One of the Pinots he poured was up there with the best wine I tasted during three months in California. My scribbles from the time bills it as a “classy, beautifully made Burgundy-a-like”, but it doesn’t mention the most memorable note… best enjoyed while listening to the foul-mothed ravings of a borderline misanthrope.
It is encounters like these which can enhance the wine tasting/drinking experience. Sometimes a clash of personalities brings out the best in everyone, other times it’s the wine that’s the winner; a pillar of beauty among reserve, negativity and downright rudeness. More often than not what’s in the glass acts as a mood-changer, a light-giver… so let’s not judge too harshly the old-school moaners and groaners, for they can unleash wonder as well as woe.

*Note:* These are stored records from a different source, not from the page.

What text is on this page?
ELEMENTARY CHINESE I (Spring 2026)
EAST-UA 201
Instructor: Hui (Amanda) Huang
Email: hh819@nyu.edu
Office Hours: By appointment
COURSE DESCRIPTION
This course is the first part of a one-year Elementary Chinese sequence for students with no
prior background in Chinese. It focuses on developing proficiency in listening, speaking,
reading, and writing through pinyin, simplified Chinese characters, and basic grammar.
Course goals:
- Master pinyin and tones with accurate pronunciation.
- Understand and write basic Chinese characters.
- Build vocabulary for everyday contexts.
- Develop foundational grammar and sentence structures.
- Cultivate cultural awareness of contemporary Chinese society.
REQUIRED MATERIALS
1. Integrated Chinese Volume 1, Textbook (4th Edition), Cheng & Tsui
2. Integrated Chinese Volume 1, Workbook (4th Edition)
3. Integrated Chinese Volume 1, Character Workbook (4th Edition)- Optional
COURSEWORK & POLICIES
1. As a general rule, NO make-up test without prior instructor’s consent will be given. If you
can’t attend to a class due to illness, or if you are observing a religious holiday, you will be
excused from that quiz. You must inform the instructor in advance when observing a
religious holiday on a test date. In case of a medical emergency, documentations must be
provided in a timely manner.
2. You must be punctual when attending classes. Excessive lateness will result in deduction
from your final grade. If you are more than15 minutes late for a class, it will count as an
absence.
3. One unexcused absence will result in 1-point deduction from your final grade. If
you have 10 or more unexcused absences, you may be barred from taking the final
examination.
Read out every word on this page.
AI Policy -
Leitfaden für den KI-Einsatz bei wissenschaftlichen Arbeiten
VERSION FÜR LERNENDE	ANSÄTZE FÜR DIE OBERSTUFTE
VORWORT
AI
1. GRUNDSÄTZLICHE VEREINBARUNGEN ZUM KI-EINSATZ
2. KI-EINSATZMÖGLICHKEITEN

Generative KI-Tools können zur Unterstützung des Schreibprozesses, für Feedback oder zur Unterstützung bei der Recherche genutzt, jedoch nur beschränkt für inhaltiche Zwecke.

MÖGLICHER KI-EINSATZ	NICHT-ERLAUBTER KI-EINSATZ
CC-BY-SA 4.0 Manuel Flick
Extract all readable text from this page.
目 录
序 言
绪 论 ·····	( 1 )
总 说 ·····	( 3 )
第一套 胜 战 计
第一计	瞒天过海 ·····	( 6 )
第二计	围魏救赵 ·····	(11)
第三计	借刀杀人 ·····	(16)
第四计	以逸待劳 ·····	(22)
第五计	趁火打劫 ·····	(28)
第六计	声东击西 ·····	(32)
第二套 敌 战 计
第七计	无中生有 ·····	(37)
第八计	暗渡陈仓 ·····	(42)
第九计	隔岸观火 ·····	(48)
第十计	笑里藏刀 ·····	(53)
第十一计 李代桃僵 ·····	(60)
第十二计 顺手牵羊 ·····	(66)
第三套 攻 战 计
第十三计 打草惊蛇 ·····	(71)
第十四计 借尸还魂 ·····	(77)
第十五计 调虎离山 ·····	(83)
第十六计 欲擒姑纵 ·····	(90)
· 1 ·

When we’re allowed out to drink again in bars and restaurants or at cellar doors – and permitted to cross the threshold of the local indie – let’s hope that the characters are still there, for it’s the moodily entertaining merchants, the capricious somm and the angry Marks who often make the wine taste brighter, the memories last longer and allow us to see our own flaws too.
After all, there is a crack in everything, that’s how the light gets in.